Lucía estaba sola en el salón y levantó la vista al ver llegar a su madre, se buscaron la una a la otra con sus miradas. La chica se puso en pie y rodeó con sus brazos a la mujer. Hasta ese momento la madre no se dio cuenta de que estaba temblando.

—He salido a buscarle —dijo. Quería excusarse por haber vuelto sin cumplir sus objetivos—. He ido a su instituto, lo he denunciado a la policía. ¿Qué puedo hacer ahora? ¿Empapelo la ciudad con sus fotos? ¿Hago un llamamiento en los medios para ver si nos dan difusión? ¿Rezo a dioses en los que no creo para que me lo traigan sano y salvo a casa? 

Lucía apretó un poco más el cuerpo de su madre hacia el suyo y el bolso se escurrió entre las manos de la mujer hasta caer al suelo. 

—Vamos a comer —dijo la chica al tiempo que tomaba distancia entre ambas. 

Era normal que Lucía tuviera hambre en vez de dar ánimos ante la desaparición de su hermano. Los hermanos no suelen llevarse bien y en el caso de su familia, la madre sabía que su hijo solía ser muy duro con su hermana.
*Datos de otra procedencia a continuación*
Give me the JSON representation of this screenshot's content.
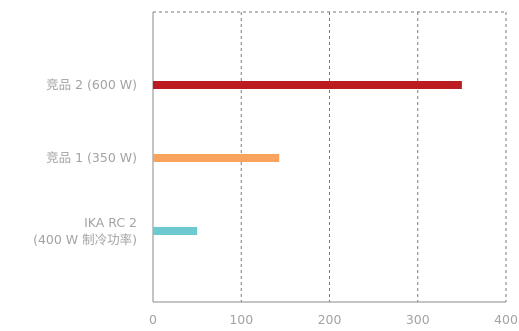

En cierta forma, se alegraba de que su hija fuera mayor, no le gustaba pensar en cómo habrían sido las peleas entre ellos si Carlos hubiera tenido tres o cuatro años más que ella. Ya habían estado demasiado igualados cuando habían peleado por cosas como el sitio del sofá o un juguete, tanto que hacía años que Lucía cedía de manera natural cuando veía las borrascas. 

Además, con el estómago vacío no se podía iniciar una búsqueda ni pensar con claridad. La gente solo le había estado dando buenos consejos, siendo buenos vecinos: había hecho bien regresando a casa. 

Los macarrones se habían quedado tal y como los dejó horas antes, cuando aún no era tiempo de merendar. Estaban metidos en la misma fuente y se habían vuelto fríos, pegajosos y poco comestibles. Un conglomerado de pasta con aspecto gomoso que acabarían merendando porque era lo único comestible que había en la cocina. 

Colocó el mantel en la mesa del salón y sobre él tres platos hondos. Sirvió como pudo los macarrones, separando cada porción con una exactitud extraña. Le costaba hacer cambios en su rutina, puede que no pudiera cambiar nunca lo que llevaba haciendo dieciocho años. 

—¿Mamá? —preguntó Lucía sentada a la mesa, esperando a que le sirvieran, como siempre hacía. 

La madre giró la cabeza hacia la voz sin enfocar la mirada. 

—¿Tú nunca me abandonarás, verdad? —Era una pregunta sincera. 

—Yo cumplo las normas. —Era una respuesta sincera. 

Se sentaron ambas a la mesa sin intercambiar palabras y con la televisión como único sonido de fondo. Comenzaron a comer la pasta, que les cayó pesada sobre el estómago. 

Sería la última vez que comiesen macarrones en aquella casa.